Automatically disable elasticsearch functionality when the cluster isn't responding
Problem to solve
If we're using elasticsearch and the cluster is down for any reason, then searches will begin to fail. Manual administrator intervention is required to either fix the cluster, or to go to the admin settings and uncheck the "Elasticsearch search" check box.
Elasticsearch indexing jobs may also exceed their retry time and cause gaps in indexing in this scenario.
Instance administrators, anyone who needs to search for stuff on GitLab
Elasticsearch is an external system and may also be externally administered. We can expect it to be broken at times when GitLab itself is running fine. Since we have two search code paths in this scenario, it seems it would be relatively easy to fall back to the database search if elasticsearch is enabled, but the cluster isn't contactable for any reason.
For indexing, it would be good if we could avoid exhausting sidekiq retry limits and uselessly retrying jobs that must fail, when sidekiq is down.
Introduce a circuit breaker that monitors the health of the configured elasticsearch cluster. When the cluster is down, we can fall back to database search and pause processing of
ElasticIndexerWorker sidekiq jobs. This should reduce the severity of an elasticsearch cluster failure significantly, in terms of both immediate user experience, and data integrity.
When the elasticsearch cluster returns, we could hold off on re-enabling the elasticsearch functionality until the related sidekiq queues drop below a (high) threshold. We could even make this part of the conditions for the circuit breaker tripping in the first place.
Permissions and Security
Detailed circuit breaker information should only be accessible to GitLab admins. The fact that the circuit breaker has tripped will be visible as a result of degradation of the search UI, but existing timeouts / 500 errors would also leak that information.
We'd need to update the elasticsearch integration docs to take account of the new functionality
What does success look like, and how can we measure that?
In the event of an extended elasticsearch cluster outage on GitLab.com, search gracefully downgrades itself by disabling Advanced Search and Global Code Search functionality. When the cluster returns, searches return issues and code that were added to GitLab while the cluster was down.
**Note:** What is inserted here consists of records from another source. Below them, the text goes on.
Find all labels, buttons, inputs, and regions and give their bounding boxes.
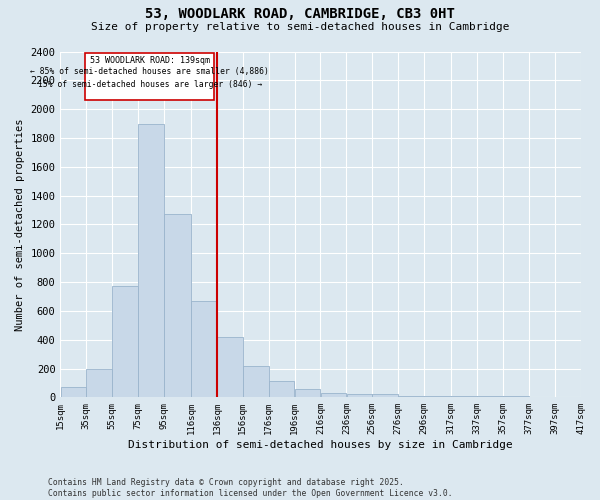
Bar	[555, 396, 580, 398]
Text: Size of property relative to semi-detached houses in Cambridge: Size of property relative to semi-detach…	[91, 22, 509, 32]
Bar	[269, 382, 295, 398]
Y-axis label: Number of semi-detached properties: Number of semi-detached properties	[15, 118, 25, 330]
Text: 15% of semi-detached houses are larger (846) →: 15% of semi-detached houses are larger (…	[38, 80, 262, 88]
Bar	[112, 286, 138, 398]
Bar	[164, 214, 191, 398]
Bar	[424, 396, 451, 398]
Bar	[217, 337, 242, 398]
Bar	[477, 396, 503, 398]
X-axis label: Distribution of semi-detached houses by size in Cambridge: Distribution of semi-detached houses by …	[128, 440, 513, 450]
Bar	[398, 396, 424, 398]
Bar	[191, 301, 217, 398]
Bar	[529, 396, 554, 398]
FancyBboxPatch shape	[85, 53, 214, 100]
Text: 53 WOODLARK ROAD: 139sqm: 53 WOODLARK ROAD: 139sqm	[89, 56, 209, 65]
Bar	[451, 396, 477, 398]
Bar	[295, 388, 320, 398]
Bar	[86, 368, 112, 398]
Bar	[61, 386, 86, 398]
Bar	[347, 394, 372, 398]
Text: 53, WOODLARK ROAD, CAMBRIDGE, CB3 0HT: 53, WOODLARK ROAD, CAMBRIDGE, CB3 0HT	[145, 8, 455, 22]
Bar	[138, 124, 164, 398]
Bar	[243, 366, 269, 398]
Text: Contains HM Land Registry data © Crown copyright and database right 2025.
Contai: Contains HM Land Registry data © Crown c…	[48, 478, 452, 498]
Bar	[503, 396, 529, 398]
Text: ← 85% of semi-detached houses are smaller (4,886): ← 85% of semi-detached houses are smalle…	[30, 68, 269, 76]
Bar	[373, 394, 398, 398]
Bar	[320, 393, 346, 398]
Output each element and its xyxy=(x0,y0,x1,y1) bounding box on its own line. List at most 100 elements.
What is the type of buyer?
Links / references
@DouweM @jramsay @mwasilewski-gitlab this came out of a short call I had earlier with Michal. I don't think it needs to be a blocker, but we might find this functionality very useful for reducing the impact of outages or search performance issues on GitLab.com
@reprazent I know you were involved in the Gitaly / disk access circuit breaker efforts. Do you have any lessons from there that might be useful for us to take into account here?